Deaf Arts, 1000 BC - 1700
Quintus Pedius (died about 13) was a Roman painter and the first deaf person in recorded history known by name. He is the first recorded deaf painter and his education is the first recorded education of a deaf child. All that is known about him today is contained in a single passage of the Natural History by the Roman author Pliny the Elder.
Bernardino di Betto, known also as Pintoricchio, was born between 1456 and 1460 in Perugia to a modest family of artisans. His real name was Betti Biagi, but he was often called Sordicchio, from his deafness and insignificant appearance, but Pinturicchio was his usual name.
Joanot de Pau was an active painter in the Segarra, Solsonès and several Pyrenean regions. He is remembered, above all, for being born deaf-mute.
Juan Fernandez de Navarrete was born in the beautiful town of Navarre, Spain near the mountain range of the Pyrenees. He was called El Mudo (the mute) since childhood. He lost his hearing at the age of three and never learned to talk.

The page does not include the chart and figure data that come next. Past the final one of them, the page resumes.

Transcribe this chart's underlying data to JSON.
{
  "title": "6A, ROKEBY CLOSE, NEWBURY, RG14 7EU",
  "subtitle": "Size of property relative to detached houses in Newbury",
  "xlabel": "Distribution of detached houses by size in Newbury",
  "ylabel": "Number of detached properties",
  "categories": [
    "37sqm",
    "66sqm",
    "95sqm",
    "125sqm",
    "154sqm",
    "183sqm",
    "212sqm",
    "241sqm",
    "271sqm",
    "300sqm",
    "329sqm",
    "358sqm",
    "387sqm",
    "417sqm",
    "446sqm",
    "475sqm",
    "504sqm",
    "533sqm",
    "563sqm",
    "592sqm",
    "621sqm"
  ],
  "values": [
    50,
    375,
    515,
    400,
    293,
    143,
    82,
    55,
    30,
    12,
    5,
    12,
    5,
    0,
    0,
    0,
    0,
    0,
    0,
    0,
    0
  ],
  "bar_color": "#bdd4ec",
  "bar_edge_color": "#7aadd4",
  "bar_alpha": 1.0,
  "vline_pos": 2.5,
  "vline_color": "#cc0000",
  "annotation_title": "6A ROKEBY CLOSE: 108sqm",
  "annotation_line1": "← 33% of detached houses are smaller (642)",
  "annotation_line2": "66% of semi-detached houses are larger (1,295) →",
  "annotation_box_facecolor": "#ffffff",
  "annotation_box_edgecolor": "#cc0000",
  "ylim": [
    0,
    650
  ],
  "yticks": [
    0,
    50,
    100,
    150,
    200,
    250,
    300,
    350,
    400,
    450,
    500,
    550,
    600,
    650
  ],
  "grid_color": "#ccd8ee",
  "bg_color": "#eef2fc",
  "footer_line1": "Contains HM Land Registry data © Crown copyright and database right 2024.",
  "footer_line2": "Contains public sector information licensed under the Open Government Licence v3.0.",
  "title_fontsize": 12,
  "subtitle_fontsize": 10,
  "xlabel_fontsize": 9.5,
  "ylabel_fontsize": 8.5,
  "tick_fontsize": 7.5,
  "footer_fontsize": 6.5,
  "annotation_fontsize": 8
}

Juan's amazing drawings skills became evident when he began communicating his needs by drawing them out with charcoal on paper. The young artist never allowed his disabilities to hamper his dreams or ambitions and allowed his art to become his voice.
Hendrick Avercamp (1585-1634) was one of the first Dutch landscape painters of the 17th century. He was deaf and mute and known as de Stomme van Kampen (“the mute of Kampen”).
He is especially noted for his winter landscapes of his homeland. His landscapes are characterized by high horizons, bright clear colors, and tree branches darkly drawn against the snow or the sky. His paintings are lively and descriptive, with evidence of solid drawing skills that made him an ideal recorder of his contemporary life.
Wolfgang Heimbach (1615–1678) was a North German Baroque painter, mostly active in Denmark. He was deaf-mute but compensated by being able to read and write several languages.
(Wolfgang Heimbach, self-portrait, 1666)
Johannes Thopas (ca. 1626 – 1688/95), born deaf, was one of the few artists in the Golden Age who specialized in drawn portraiture. He was especially a virtuoso in lead marker on parchment.